Ecco perché il Partito Democratico anche in Trentino deve guidare questo processo, se serve anche per migliorarlo, sintonizzando le ragioni della riforma con il sentire comune dei cittadini, delle imprese, dei lavoratori, facendo comprendere che l'alternativa è la deriva conservatrice, la difesa di interessi particolari, la cultura del rinvio e l'autolesionista sindrome del «minoritarismo» permanente.
Senza la spinta innovativa del Pd vinceranno le forze del populismo, l'alleanza eterogenea del No, l'idea di un Trentino schiavo del localismo.
La seconda attiene alla questione del rapporto tra Stato e Comunità locali che interessa in prima battuta il presente e il futuro della nostra Autonomia.
Io credo che, anche in forza dell'Intesa inserita nella riforma grazie al prezioso lavoro dei nostri Parlamentari (e all'attenzione dimostrata dal Governo), per il Trentino questa riforma possa essere un'opportunità. Ma dipende da noi.

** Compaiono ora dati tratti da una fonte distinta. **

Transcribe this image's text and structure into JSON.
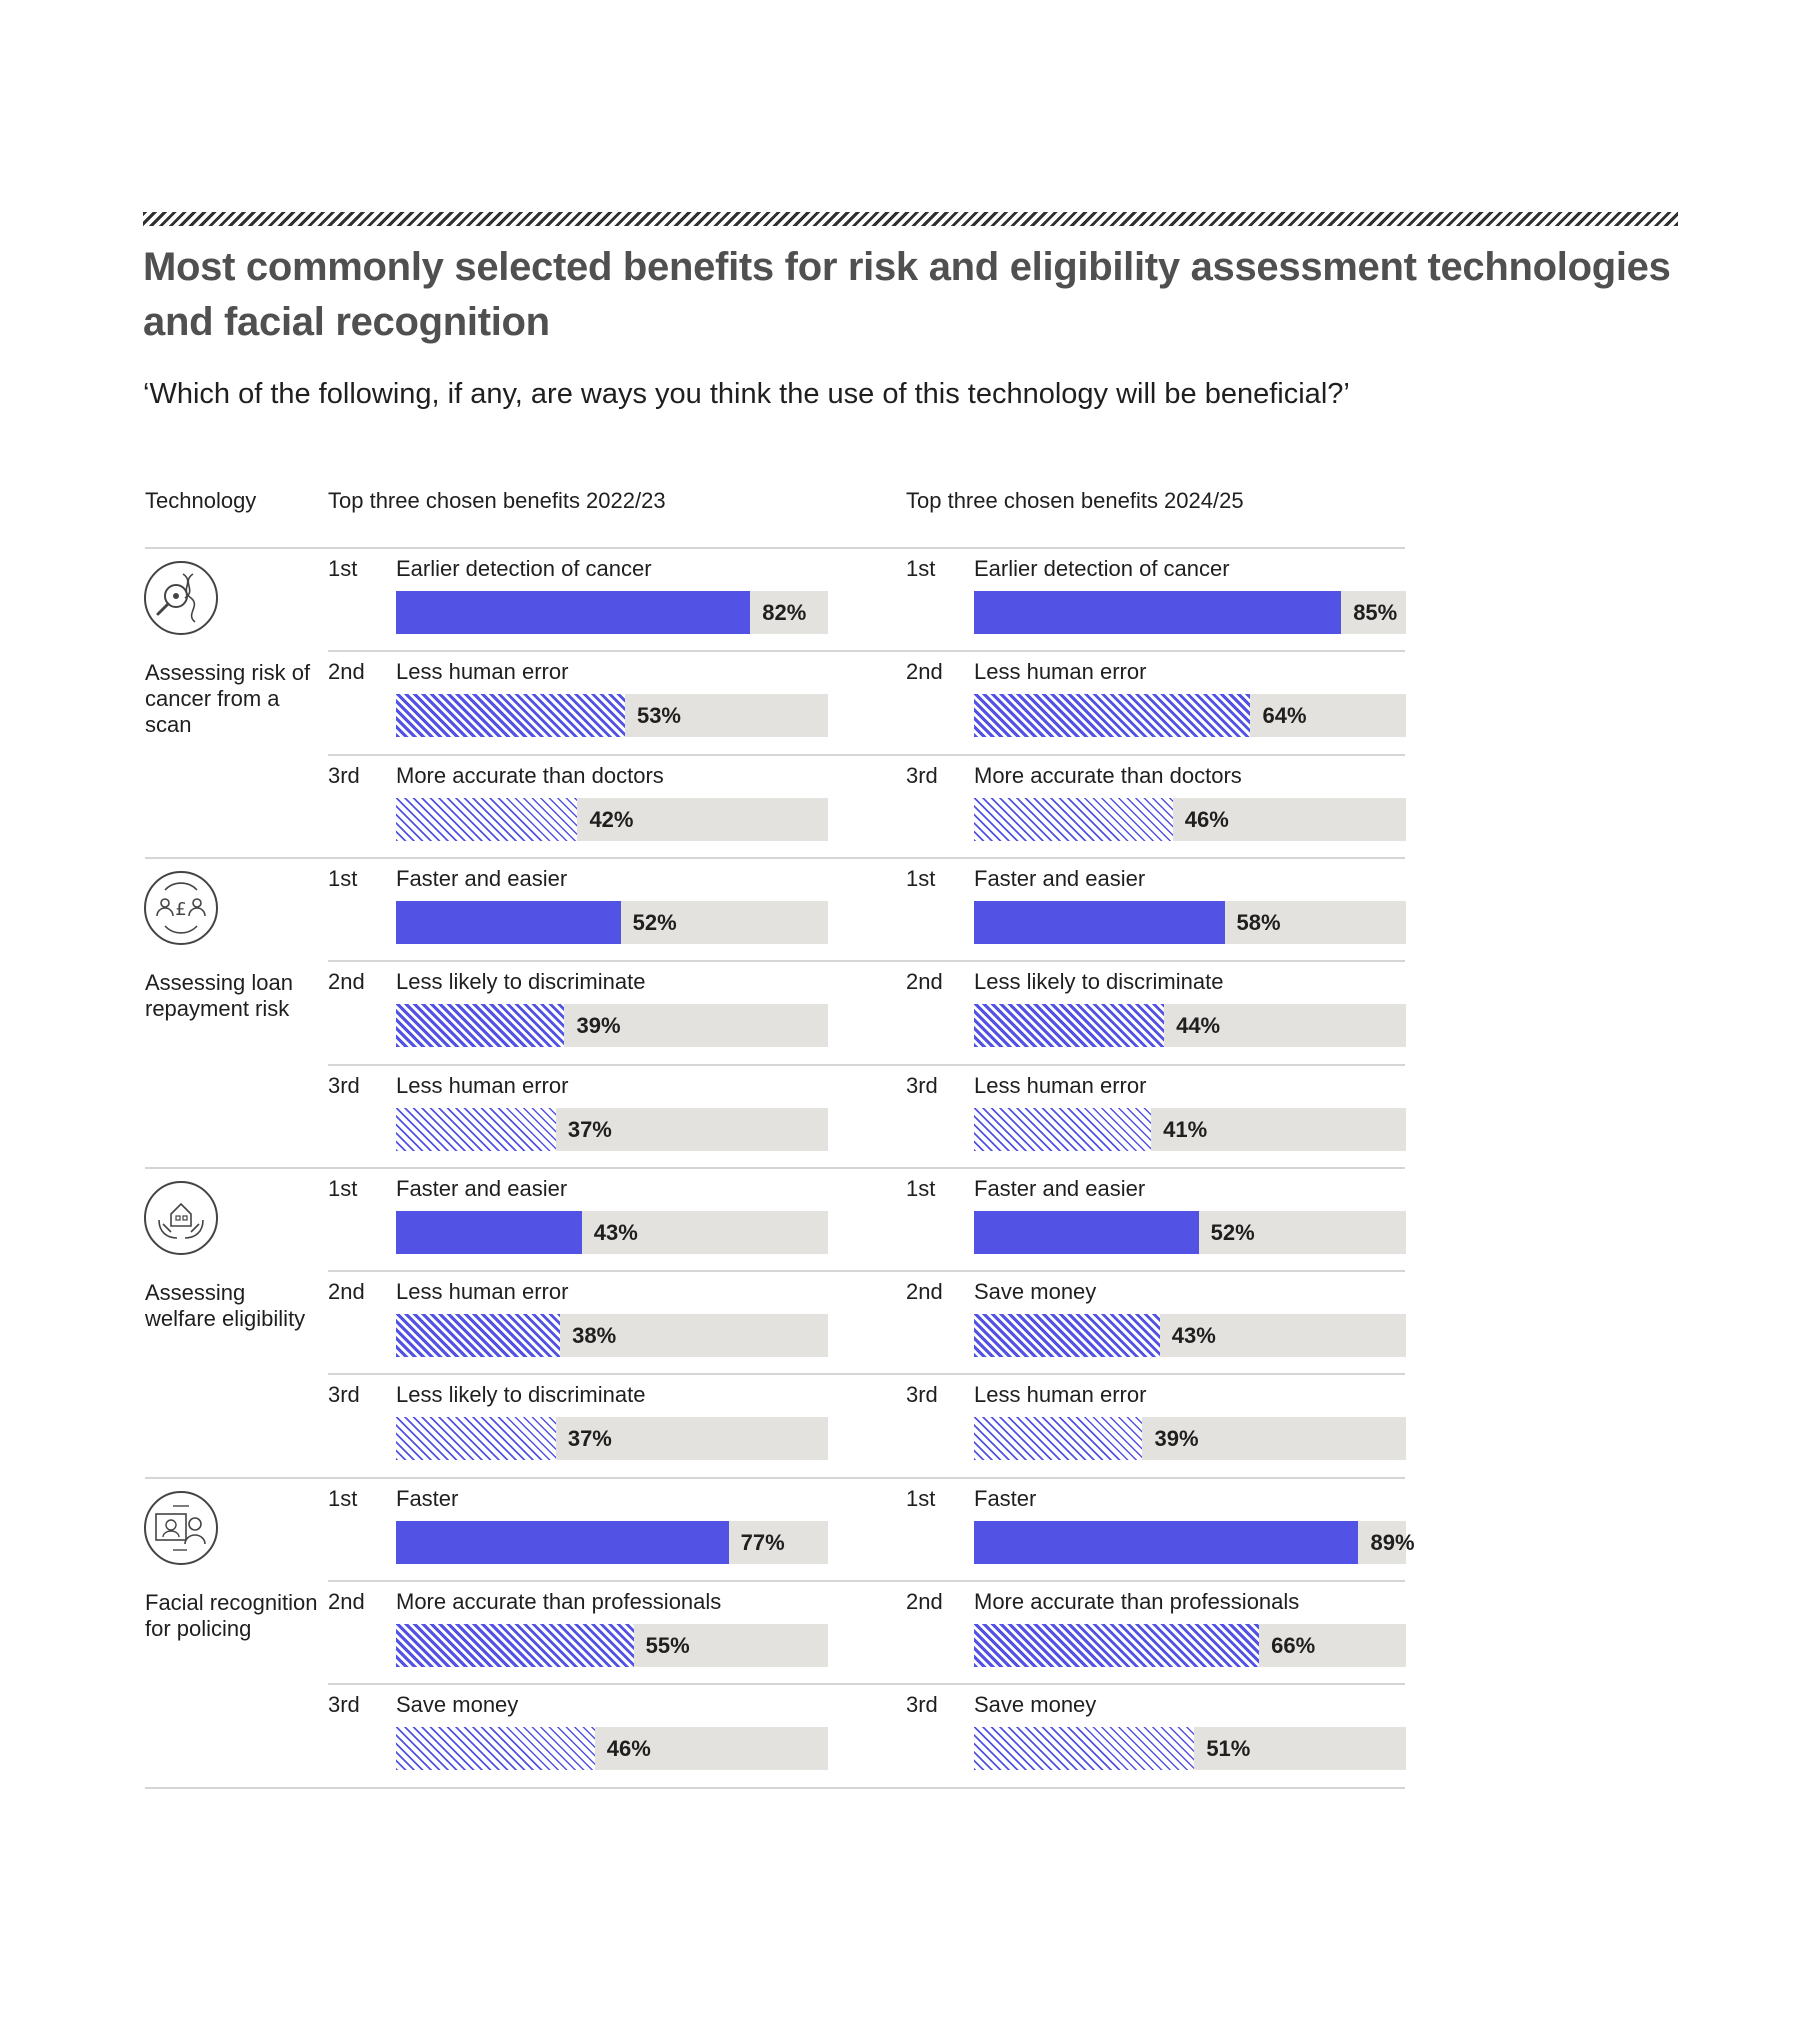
{
  "title": "Most commonly selected benefits for risk and eligibility assessment technologies and facial recognition",
  "subtitle": "‘Which of the following, if any, are ways you think the use of this technology will be beneficial?’",
  "headers": {
    "technology": "Technology",
    "col2022": "Top three chosen benefits 2022/23",
    "col2024": "Top three chosen benefits 2024/25"
  },
  "colors": {
    "accent": "#5252e5",
    "track": "#e4e2de",
    "title": "#505050"
  },
  "chart_data": {
    "type": "bar",
    "scale": [
      0,
      100
    ],
    "unit": "%",
    "technologies": [
      {
        "name": "Assessing risk of cancer from a scan",
        "icon": "cancer-scan-icon",
        "y2022": [
          {
            "rank": "1st",
            "benefit": "Earlier detection of cancer",
            "value": 82,
            "label": "82%"
          },
          {
            "rank": "2nd",
            "benefit": "Less human error",
            "value": 53,
            "label": "53%"
          },
          {
            "rank": "3rd",
            "benefit": "More accurate than doctors",
            "value": 42,
            "label": "42%"
          }
        ],
        "y2024": [
          {
            "rank": "1st",
            "benefit": "Earlier detection of cancer",
            "value": 85,
            "label": "85%"
          },
          {
            "rank": "2nd",
            "benefit": "Less human error",
            "value": 64,
            "label": "64%"
          },
          {
            "rank": "3rd",
            "benefit": "More accurate than doctors",
            "value": 46,
            "label": "46%"
          }
        ]
      },
      {
        "name": "Assessing loan repayment risk",
        "icon": "loan-risk-icon",
        "y2022": [
          {
            "rank": "1st",
            "benefit": "Faster and easier",
            "value": 52,
            "label": "52%"
          },
          {
            "rank": "2nd",
            "benefit": "Less likely to discriminate",
            "value": 39,
            "label": "39%"
          },
          {
            "rank": "3rd",
            "benefit": "Less human error",
            "value": 37,
            "label": "37%"
          }
        ],
        "y2024": [
          {
            "rank": "1st",
            "benefit": "Faster and easier",
            "value": 58,
            "label": "58%"
          },
          {
            "rank": "2nd",
            "benefit": "Less likely to discriminate",
            "value": 44,
            "label": "44%"
          },
          {
            "rank": "3rd",
            "benefit": "Less human error",
            "value": 41,
            "label": "41%"
          }
        ]
      },
      {
        "name": "Assessing welfare eligibility",
        "icon": "welfare-eligibility-icon",
        "y2022": [
          {
            "rank": "1st",
            "benefit": "Faster and easier",
            "value": 43,
            "label": "43%"
          },
          {
            "rank": "2nd",
            "benefit": "Less human error",
            "value": 38,
            "label": "38%"
          },
          {
            "rank": "3rd",
            "benefit": "Less likely to discriminate",
            "value": 37,
            "label": "37%"
          }
        ],
        "y2024": [
          {
            "rank": "1st",
            "benefit": "Faster and easier",
            "value": 52,
            "label": "52%"
          },
          {
            "rank": "2nd",
            "benefit": "Save money",
            "value": 43,
            "label": "43%"
          },
          {
            "rank": "3rd",
            "benefit": "Less human error",
            "value": 39,
            "label": "39%"
          }
        ]
      },
      {
        "name": "Facial recognition for policing",
        "icon": "facial-recognition-icon",
        "y2022": [
          {
            "rank": "1st",
            "benefit": "Faster",
            "value": 77,
            "label": "77%"
          },
          {
            "rank": "2nd",
            "benefit": "More accurate than professionals",
            "value": 55,
            "label": "55%"
          },
          {
            "rank": "3rd",
            "benefit": "Save money",
            "value": 46,
            "label": "46%"
          }
        ],
        "y2024": [
          {
            "rank": "1st",
            "benefit": "Faster",
            "value": 89,
            "label": "89%"
          },
          {
            "rank": "2nd",
            "benefit": "More accurate than professionals",
            "value": 66,
            "label": "66%"
          },
          {
            "rank": "3rd",
            "benefit": "Save money",
            "value": 51,
            "label": "51%"
          }
        ]
      }
    ]
  }
}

Innanzitutto vi è la possibilità di realizzare una delle tesi cardine del progetto per l'Ulivo che al punto n. 4 del manifesto recitava: «Il Senato dovrà essere trasformato in una Camera delle Regioni, composta da esponenti delle istituzioni regionali che conservino le cariche locali e possano quindi esprimere il punto di vista e le esigenze della regione di provenienza».
Ma soprattutto siamo di fronte ad una sfida nuova: promuovere il valore dell'autogoverno all'interno di un modello realmente cooperativo tra interessi nazionali e peculiarità territoriali.
La strada è quella di partecipare al nuovo Senato con un ruolo forte e consapevole, esserci per far conoscere e diffondere la cultura dell'autonomia dando voce al pluralismo delle comunità locali, costruire un sistema di regionalismo differenziato e del merito.
È il contrario della logica della rivendicazione, del mettersi in fila per strappare l'emendamento dell'ultima ora proprio dell'estremismo parlamentare.
Anche per questo, in attesa che le forze locali escano dal tatticismo, spetta al Pd, nell'interesse di tutto il centrosinistra, spingere avanti le riforme, dimostrare che tra conservazione e innovazione noi abbiamo già scelto.